April 19, 2021

DealBook: Couple Settle Fraud Case Involving Chinese Company

A husband-and-wife team that ran a Chinese maker of pollution control equipment agreed on Wednesday to pay $3.75 million to settle accusations that they had defrauded American investors.

The settlement with the Securities and Exchange Commission came more than two years after the company, Rino International, at one time worth about $500 million on the Nasdaq stock exchange, collapsed after a short seller accused the company of claiming revenue from nonexistent contracts. More than three years ago, the company raised $100 million from American investors in a stock offering.

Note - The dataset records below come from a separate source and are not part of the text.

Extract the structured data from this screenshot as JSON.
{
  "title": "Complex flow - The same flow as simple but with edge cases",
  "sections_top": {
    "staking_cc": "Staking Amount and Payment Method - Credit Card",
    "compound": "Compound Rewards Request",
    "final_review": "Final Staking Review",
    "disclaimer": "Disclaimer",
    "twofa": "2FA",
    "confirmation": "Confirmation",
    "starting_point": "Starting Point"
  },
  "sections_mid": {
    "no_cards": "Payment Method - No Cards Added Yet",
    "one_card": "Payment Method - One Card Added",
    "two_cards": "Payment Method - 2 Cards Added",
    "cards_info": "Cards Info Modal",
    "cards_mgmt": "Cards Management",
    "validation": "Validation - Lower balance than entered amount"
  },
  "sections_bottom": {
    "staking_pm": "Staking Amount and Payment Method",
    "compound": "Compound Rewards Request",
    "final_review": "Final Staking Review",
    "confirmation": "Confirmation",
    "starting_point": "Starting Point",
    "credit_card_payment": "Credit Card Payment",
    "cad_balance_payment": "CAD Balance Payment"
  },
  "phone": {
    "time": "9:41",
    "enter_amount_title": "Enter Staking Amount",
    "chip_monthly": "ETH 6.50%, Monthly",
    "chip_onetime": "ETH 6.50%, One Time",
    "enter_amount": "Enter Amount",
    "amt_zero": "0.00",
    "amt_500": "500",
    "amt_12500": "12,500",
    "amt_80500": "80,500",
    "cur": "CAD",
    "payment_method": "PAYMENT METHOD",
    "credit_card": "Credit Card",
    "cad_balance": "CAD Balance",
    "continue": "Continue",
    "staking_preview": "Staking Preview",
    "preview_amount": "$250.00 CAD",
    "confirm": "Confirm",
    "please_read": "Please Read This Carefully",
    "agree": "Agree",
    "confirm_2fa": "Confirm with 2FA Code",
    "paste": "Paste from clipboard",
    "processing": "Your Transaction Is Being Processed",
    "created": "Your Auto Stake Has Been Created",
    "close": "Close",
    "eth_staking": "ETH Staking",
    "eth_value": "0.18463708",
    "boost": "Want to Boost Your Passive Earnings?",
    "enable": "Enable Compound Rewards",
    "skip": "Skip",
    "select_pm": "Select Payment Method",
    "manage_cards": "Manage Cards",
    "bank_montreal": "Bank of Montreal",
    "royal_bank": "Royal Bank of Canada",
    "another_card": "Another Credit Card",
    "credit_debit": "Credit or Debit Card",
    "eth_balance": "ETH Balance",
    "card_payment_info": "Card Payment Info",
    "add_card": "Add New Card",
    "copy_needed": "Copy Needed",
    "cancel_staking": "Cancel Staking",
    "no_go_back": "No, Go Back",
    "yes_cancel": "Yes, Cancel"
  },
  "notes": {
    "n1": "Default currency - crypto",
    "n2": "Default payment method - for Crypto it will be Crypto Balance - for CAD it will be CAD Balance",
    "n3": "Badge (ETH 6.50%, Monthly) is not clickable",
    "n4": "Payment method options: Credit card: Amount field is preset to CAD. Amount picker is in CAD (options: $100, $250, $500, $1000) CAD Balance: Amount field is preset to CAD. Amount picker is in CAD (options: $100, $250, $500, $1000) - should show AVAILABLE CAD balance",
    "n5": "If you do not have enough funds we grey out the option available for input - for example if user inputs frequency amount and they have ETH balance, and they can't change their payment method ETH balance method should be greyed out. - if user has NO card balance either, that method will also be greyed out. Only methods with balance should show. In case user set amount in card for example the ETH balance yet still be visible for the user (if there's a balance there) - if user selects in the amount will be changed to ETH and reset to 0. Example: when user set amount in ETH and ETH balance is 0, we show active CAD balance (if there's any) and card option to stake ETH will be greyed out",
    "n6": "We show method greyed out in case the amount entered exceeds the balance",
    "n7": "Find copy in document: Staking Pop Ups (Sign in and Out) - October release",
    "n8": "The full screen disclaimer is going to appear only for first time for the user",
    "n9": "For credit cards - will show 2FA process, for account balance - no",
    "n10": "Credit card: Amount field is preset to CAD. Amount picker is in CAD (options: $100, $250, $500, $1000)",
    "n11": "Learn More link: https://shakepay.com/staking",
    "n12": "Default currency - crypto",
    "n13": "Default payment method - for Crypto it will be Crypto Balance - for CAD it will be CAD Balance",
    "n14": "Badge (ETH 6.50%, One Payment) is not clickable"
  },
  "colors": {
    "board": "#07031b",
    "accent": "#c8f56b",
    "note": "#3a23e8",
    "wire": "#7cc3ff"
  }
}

The S.E.C. complaint said the company; its chief executive, Zou Dejun; and his wife, the chairwoman, Qiu Jianping; kept two sets of books. The Chinese books, which the S.E.C. said were correct, showed total revenue of $31 million from the first quarter of 2008 through the third quarter of 2010. The United States books, which were used in financial statements, showed revenue of $491 million, or about 15 times as much.

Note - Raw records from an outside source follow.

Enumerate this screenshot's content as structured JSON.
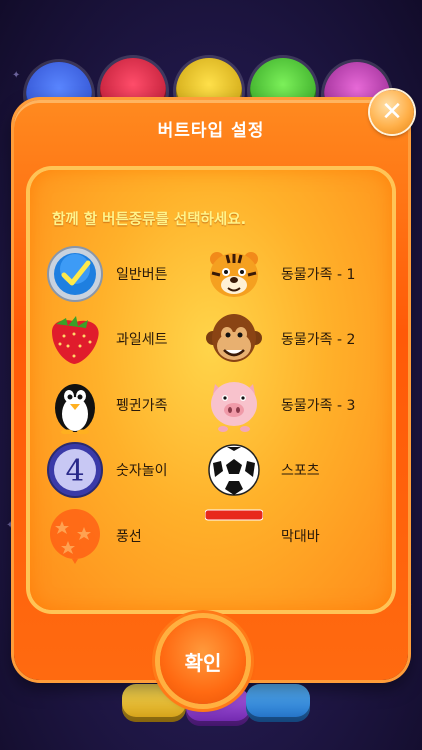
{
  "dialog": {
    "title": "버트타입 설정",
    "instruction": "함께 할 버튼종류를 선택하세요.",
    "confirm_label": "확인"
  },
  "options": [
    {
      "label": "일반버튼",
      "icon": "checkmark-button-icon",
      "selected": true
    },
    {
      "label": "동물가족 - 1",
      "icon": "tiger-icon"
    },
    {
      "label": "과일세트",
      "icon": "strawberry-icon"
    },
    {
      "label": "동물가족 - 2",
      "icon": "monkey-icon"
    },
    {
      "label": "펭귄가족",
      "icon": "penguin-icon"
    },
    {
      "label": "동물가족 - 3",
      "icon": "pig-icon"
    },
    {
      "label": "숫자놀이",
      "icon": "number-four-icon"
    },
    {
      "label": "스포츠",
      "icon": "soccer-ball-icon"
    },
    {
      "label": "풍선",
      "icon": "balloon-icon"
    },
    {
      "label": "막대바",
      "icon": "bar-icon"
    }
  ],
  "number_icon_text": "4",
  "colors": {
    "modal_orange": "#ff6a10",
    "inner_yellow": "#ffd54a",
    "instruction_text": "#fff48a"
  }
}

The 2009 public offering, which raised $100 million by selling stock and warrants to buy more shares, valued the shares at more than $30 each, and they traded for as much as $34.25 in Nasdaq trading. They were delisted by Nasdaq in 2010 and now trade over the counter for about a nickel.

As part of the settlement, Mr. Zou agreed to pay a penalty of $150,000, and Ms. Qui, $100,000. In addition, they agreed to pay $3.5 million to settle a related class-action suit.

The S.E.C. said that days after the 2009 public offering, the couple, who together controlled 65 percent of the company’s stock, used $3.5 million of the money raised to buy a home for their use in Orange County, Calif., then gave conflicting accounts to auditors regarding how the money was used. They eventually signed notes indicating that they had borrowed the money from the company.

The fraud fell apart in November 2010 after the Muddy Waters research Web site, which seeks out stocks to sell short and has exposed a number of Chinese frauds, released a report saying some of the company’s reported revenue came from fraudulent contracts with purchasers. The company did not deny the report, saying only that it would investigate, and the stock fell sharply.

A few days later the company’s auditors, Frazer Frost, reported that Mr. Zou had admitted that some of the contracts did not exist. The auditors withdrew their previous certifications of the financial results.

On Nov. 30, the company sent a letter to the S.E.C. saying it intended “to file restated audited financial statements” for 2008 and 2009 “as soon as practicable.” It has made no such filings since, and the company’s Web site is no longer available.